| 要旨トップ | 本企画の概要 | 日本生態学会第70回全国大会 (2023年3月、仙台) 講演要旨
ESJ70 Abstract


シンポジウム S07-4  (Presentation in Symposium)

普通種ブナにおける遺伝的多様性保全のための統合的研究—ゲノムから個体群動態まで
An integrative study for the conservation of genetic diversity in a common species, Fagus crenata — from genome to population dynamics

*戸丸信弘(名古屋大・院・生命農), 三須直也(名古屋大・院・生命農), 鳥丸猛(三重大・院・生物資源), 内山憲太郎(森林総研), 中尾勝洋(森林総研関西支所), 竹内やよい(国立環境研究所), 遠山弘法(国立環境研究所)
*Nobuhiro TOMARU(Nagoya University), Naoya MISU(Nagoya University), Takeshi TORIMARU(Mie University), Kentaro UCHIYAMA(FFPRI), Katsuhiro NAKAO(Kansai Research Center, FFPRI), Yayoi TAKEUCHI(NIES), Hironori TOYAMA(NIES)

現在では、生物多様性の基盤である遺伝的多様性の保全が必要であることは広く認識されている。森林を構成する樹木においても、絶滅危惧種や希少種はもとより、広域に分布する普通種でも遺伝的多様性保全のための保全遺伝学的研究が行われてきた。そのような研究では、管理の単位である保全単位が提案される。保全単位は、中立および適応的な遺伝的変異の両方で評価される必要があるが、これまでは適応的変異を明らかにすることが困難であったため、葉緑体DNAや核DNAの中立変異のみを考慮して保全単位を検討することが一般的であった。ところが、次世代シーケンシング(NGS)技術の発展に伴い、保全遺伝学の研究も全く新しい局面を迎えている。
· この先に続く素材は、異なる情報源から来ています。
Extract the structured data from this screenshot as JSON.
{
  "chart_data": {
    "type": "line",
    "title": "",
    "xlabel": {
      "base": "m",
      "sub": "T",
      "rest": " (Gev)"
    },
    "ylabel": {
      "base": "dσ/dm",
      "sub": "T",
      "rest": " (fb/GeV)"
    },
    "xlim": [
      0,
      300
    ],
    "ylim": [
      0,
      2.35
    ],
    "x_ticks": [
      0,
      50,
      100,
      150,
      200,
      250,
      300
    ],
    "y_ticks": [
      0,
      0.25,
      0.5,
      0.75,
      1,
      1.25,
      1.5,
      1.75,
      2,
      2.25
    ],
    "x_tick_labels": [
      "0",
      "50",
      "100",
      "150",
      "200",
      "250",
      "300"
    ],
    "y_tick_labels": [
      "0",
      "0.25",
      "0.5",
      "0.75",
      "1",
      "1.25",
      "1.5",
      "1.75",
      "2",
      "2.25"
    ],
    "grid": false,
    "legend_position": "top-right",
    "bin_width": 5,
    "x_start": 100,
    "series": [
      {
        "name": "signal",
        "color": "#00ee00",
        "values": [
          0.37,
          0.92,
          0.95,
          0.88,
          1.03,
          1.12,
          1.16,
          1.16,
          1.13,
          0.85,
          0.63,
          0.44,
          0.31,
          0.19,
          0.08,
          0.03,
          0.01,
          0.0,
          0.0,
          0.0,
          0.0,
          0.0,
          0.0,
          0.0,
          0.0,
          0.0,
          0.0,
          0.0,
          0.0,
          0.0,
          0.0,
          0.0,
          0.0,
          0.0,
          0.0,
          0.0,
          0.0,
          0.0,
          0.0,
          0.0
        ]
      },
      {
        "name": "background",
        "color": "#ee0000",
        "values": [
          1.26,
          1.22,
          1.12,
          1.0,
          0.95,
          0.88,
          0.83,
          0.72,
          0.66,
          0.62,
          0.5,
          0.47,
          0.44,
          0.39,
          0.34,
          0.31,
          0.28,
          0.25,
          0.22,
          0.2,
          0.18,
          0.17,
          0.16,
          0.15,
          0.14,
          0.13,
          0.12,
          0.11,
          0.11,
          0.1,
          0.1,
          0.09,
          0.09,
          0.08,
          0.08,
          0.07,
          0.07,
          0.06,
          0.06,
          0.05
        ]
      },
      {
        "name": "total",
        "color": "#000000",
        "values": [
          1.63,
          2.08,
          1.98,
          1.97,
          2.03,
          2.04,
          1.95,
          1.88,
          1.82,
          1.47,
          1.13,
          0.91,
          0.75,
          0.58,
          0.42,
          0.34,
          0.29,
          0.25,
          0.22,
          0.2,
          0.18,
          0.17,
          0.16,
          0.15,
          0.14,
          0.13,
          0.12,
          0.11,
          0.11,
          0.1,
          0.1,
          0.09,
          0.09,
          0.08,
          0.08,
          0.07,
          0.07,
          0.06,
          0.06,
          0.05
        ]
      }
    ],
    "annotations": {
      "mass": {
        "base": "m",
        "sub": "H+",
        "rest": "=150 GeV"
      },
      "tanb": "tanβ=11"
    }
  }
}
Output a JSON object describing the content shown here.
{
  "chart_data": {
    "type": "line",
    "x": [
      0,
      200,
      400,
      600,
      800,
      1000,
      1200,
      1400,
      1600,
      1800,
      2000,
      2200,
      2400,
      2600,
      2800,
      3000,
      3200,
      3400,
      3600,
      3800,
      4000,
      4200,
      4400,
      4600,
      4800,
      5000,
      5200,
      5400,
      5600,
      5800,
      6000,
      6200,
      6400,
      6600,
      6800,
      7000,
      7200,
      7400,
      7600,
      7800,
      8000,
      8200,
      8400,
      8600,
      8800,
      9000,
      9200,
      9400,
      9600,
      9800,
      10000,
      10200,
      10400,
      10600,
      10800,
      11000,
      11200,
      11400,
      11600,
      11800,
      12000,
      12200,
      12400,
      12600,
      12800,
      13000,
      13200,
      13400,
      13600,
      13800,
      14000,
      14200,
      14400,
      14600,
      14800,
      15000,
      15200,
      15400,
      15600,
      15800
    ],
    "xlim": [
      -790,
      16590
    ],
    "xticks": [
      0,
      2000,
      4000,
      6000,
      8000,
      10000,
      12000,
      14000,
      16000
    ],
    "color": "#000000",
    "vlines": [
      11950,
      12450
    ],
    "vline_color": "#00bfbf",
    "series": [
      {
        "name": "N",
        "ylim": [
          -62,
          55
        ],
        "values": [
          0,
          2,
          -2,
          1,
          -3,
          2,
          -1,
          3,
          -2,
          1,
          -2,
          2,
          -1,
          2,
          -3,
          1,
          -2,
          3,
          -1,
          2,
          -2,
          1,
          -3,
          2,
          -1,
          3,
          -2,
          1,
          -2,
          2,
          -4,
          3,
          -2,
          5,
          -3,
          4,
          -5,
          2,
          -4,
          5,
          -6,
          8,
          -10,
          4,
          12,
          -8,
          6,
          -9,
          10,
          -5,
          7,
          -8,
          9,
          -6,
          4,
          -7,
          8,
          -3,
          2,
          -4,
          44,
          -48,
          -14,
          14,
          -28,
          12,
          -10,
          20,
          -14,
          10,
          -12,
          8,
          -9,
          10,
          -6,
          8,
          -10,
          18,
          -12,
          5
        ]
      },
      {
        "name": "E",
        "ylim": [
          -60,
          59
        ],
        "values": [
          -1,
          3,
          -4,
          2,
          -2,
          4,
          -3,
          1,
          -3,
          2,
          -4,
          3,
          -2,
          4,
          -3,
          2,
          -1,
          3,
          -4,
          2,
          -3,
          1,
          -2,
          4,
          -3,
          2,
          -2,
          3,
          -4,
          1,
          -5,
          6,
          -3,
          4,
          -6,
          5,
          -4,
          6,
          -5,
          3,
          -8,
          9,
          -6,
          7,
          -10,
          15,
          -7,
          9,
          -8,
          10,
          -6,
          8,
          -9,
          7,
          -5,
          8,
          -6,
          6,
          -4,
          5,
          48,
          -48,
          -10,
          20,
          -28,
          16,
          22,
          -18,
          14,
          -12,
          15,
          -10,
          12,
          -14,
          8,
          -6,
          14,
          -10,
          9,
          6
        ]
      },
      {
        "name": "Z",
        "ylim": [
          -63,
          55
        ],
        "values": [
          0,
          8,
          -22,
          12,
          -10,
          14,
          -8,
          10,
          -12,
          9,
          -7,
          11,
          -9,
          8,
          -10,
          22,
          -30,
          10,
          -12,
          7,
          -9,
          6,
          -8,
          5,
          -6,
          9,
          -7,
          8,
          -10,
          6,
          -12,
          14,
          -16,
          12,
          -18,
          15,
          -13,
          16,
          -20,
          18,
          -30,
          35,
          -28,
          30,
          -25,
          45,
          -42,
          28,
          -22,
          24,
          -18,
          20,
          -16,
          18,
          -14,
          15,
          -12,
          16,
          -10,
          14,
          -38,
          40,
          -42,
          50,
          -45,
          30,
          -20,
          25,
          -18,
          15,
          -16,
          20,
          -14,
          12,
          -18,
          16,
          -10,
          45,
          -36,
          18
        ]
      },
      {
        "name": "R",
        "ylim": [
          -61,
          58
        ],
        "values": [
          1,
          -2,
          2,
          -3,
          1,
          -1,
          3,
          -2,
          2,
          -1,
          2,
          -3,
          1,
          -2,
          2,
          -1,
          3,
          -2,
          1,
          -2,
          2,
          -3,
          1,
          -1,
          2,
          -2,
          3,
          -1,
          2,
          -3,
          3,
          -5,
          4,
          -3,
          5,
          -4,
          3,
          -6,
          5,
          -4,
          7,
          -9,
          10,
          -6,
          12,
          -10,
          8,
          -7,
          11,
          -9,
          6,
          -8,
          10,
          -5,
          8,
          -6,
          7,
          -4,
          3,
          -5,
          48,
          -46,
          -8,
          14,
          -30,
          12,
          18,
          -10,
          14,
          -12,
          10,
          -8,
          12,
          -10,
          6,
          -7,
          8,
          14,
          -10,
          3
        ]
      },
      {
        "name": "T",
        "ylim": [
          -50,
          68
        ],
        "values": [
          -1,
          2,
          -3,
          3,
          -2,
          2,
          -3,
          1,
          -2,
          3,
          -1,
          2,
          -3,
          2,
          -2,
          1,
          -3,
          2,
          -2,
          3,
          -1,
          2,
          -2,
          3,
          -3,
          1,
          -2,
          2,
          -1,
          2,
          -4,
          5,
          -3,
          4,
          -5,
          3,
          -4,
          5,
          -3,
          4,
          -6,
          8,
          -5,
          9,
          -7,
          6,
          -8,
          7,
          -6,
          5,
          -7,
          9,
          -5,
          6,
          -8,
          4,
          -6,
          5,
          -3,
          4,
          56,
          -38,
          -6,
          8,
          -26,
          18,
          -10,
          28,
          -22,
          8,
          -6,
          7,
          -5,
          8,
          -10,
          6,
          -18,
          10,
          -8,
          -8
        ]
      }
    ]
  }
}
すなわち、森林樹木のような非モデル生物でも、NGSによりゲノム全体の中立変異だけでなく、適応的変異を調べられるようになった。また、この森林樹木の適応的変異に関する研究は、気候変動に対する森林樹木の適応性に関する懸念から加速している側面がある。なぜならば、局所適応を解明するための実証的研究から得られる知見は、進行中の気候変動に対する森林樹木とその生態系を適応させるための保全管理手法を考える上で極めて重要であるからである。本講演では、普通種ブナを対象として、最先端の集団ゲノミクスの手法を用いて、遺伝的多様性と集団構造の解明、デモグラフィーの歴史の推定、および適応的遺伝変異の解明を行った研究を紹介する。また、温暖化に伴う各地域のブナ個体群動態を解明した研究も紹介し、ゲノムから個体群動態までの統合的研究の展望について議論したい。